Romanın her sayfası okurun zihninde yıllara tekabül ediyor insanın zamanla kavgası ve ölüme meydan okuma isteği kahramanımızın yolculuğuna eşlik ederken şehrin dehlizlerinden çıkıp sihirli bir iksirle tarihin sapaklarına giriyor.
Nazlı dedesi Tahir Lütfi Tokay'ın geçmişinin peşinden koşmaktadır. Ona adını veren dedesi henüz bebekken ölmüş ve geriye yalnızca 40 yaşlarındayken çektirdiği bir fotoğrafını bırakmıştır.

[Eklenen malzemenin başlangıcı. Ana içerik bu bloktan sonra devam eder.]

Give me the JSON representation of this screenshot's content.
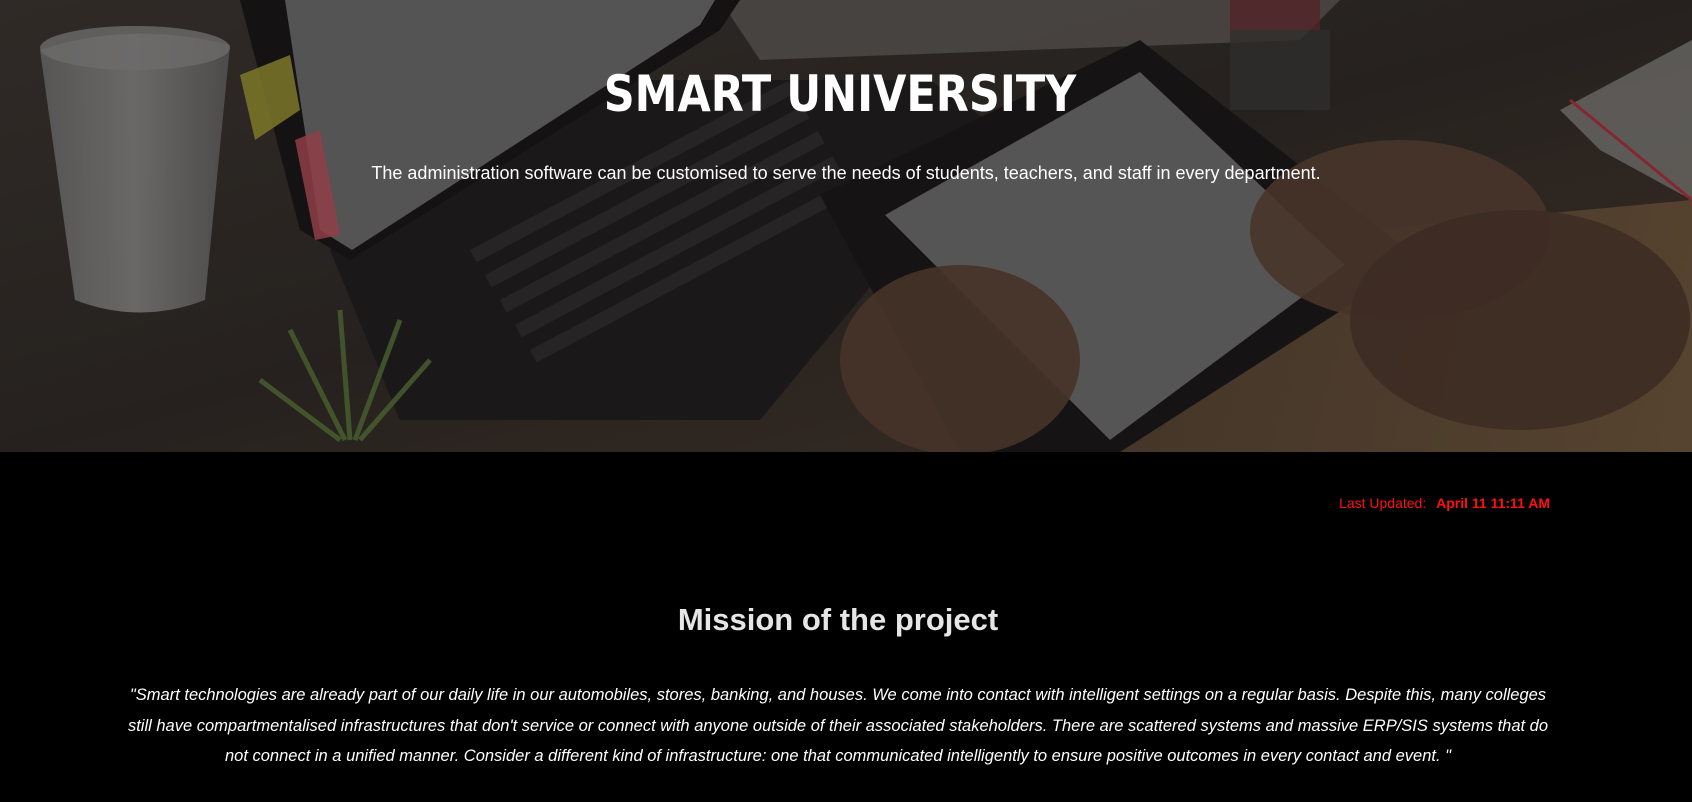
{
  "hero": {
    "title": "SMART UNIVERSITY",
    "subtitle": "The administration software can be customised to serve the needs of students, teachers, and staff in every department."
  },
  "last_updated": {
    "label": "Last Updated:",
    "value": "April 11 11:11 AM",
    "color": "#ff1010"
  },
  "mission": {
    "heading": "Mission of the project",
    "quote": "\"Smart technologies are already part of our daily life in our automobiles, stores, banking, and houses. We come into contact with intelligent settings on a regular basis. Despite this, many colleges still have compartmentalised infrastructures that don't service or connect with anyone outside of their associated stakeholders. There are scattered systems and massive ERP/SIS systems that do not connect in a unified manner. Consider a different kind of infrastructure: one that communicated intelligently to ensure positive outcomes in every contact and event. \""
  },
  "colors": {
    "page_background": "#000000",
    "accent": "#ff1010"
  }
}
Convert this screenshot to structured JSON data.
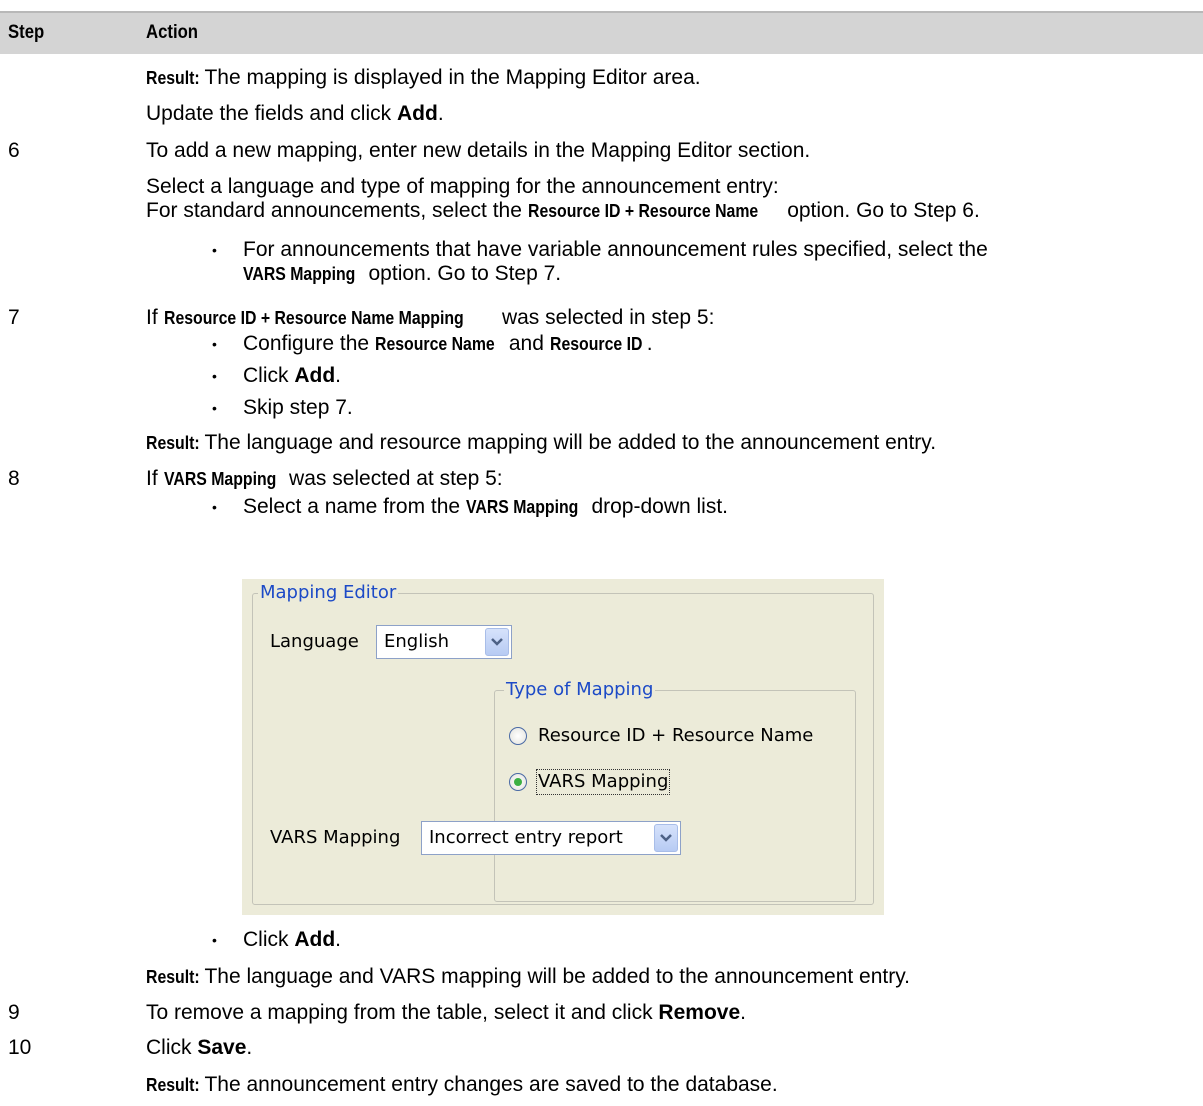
{
  "header": {
    "step": "Step",
    "action": "Action"
  },
  "rows": {
    "result1": {
      "label": "Result:",
      "text": " The mapping is displayed in the Mapping Editor area."
    },
    "update": {
      "pre": "Update the fields and click ",
      "bold": "Add",
      "post": "."
    },
    "s6": {
      "num": "6",
      "text": "To add a new mapping, enter new details in the Mapping Editor section."
    },
    "select_lang": "Select a language and type of mapping for the announcement entry:",
    "standard": {
      "pre": "For standard announcements, select the ",
      "bold": "Resource ID + Resource Name",
      "post": " option. Go to Step 6."
    },
    "vars_b1": "For announcements that have variable announcement rules specified, select the",
    "vars_b2": {
      "bold": "VARS Mapping",
      "post": " option. Go to Step 7."
    },
    "s7": {
      "num": "7",
      "pre": "If ",
      "bold": "Resource ID + Resource Name Mapping",
      "post": " was selected in step 5:"
    },
    "s7_b1": {
      "pre": "Configure the ",
      "bold1": "Resource Name",
      "mid": " and ",
      "bold2": "Resource ID",
      "post": "."
    },
    "s7_b2": {
      "pre": "Click ",
      "bold": "Add",
      "post": "."
    },
    "s7_b3": "Skip step 7.",
    "result2": {
      "label": "Result:",
      "text": " The language and resource mapping will be added to the announcement entry."
    },
    "s8": {
      "num": "8",
      "pre": "If ",
      "bold": "VARS Mapping",
      "post": " was selected at step 5:"
    },
    "s8_b1": {
      "pre": "Select a name from the ",
      "bold": "VARS Mapping",
      "post": " drop-down list."
    },
    "s8_b2": {
      "pre": "Click ",
      "bold": "Add",
      "post": "."
    },
    "result3": {
      "label": "Result:",
      "text": " The language and VARS mapping will be added to the announcement entry."
    },
    "s9": {
      "num": "9",
      "pre": "To remove a mapping from the table, select it and click ",
      "bold": "Remove",
      "post": "."
    },
    "s10": {
      "num": "10",
      "pre": "Click ",
      "bold": "Save",
      "post": "."
    },
    "result4": {
      "label": "Result:",
      "text": " The announcement entry changes are saved to the database."
    }
  },
  "editor": {
    "title": "Mapping Editor",
    "language_label": "Language",
    "language_value": "English",
    "type_title": "Type of Mapping",
    "radio1": "Resource ID + Resource Name",
    "radio2": "VARS Mapping",
    "vars_label": "VARS Mapping",
    "vars_value": "Incorrect entry report",
    "selected_option": "VARS Mapping",
    "chevron": "chevron-down-icon"
  },
  "bullet": "•"
}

Tahir Lütfi Sadrazam Mahmut Şevket Paşa'nın katli üzerine yargılanarak 1913 senesinde Bahricedid vapuru ile Sinop Cezaevi'ne getirilir. Nazlı cezaevinin insan fosforu sinmiş taş duvarları ürkütücü sessizliği rüzgârın boyun eğdirdiği kavak ağaçları ve Karadeniz'i de içine alan puslu sisi eşliğinde dedesi Tahir Lütfi'nin ve mazinin peşindedir artık.
Olayları ve durumları tersine çevirerek anlatıyor bir masal dünyasına bir düş evrenine sokarak anlatıyor. Ama hakçası güzel anlatıyor. Gerçekten şaşırtıcı bir yazar.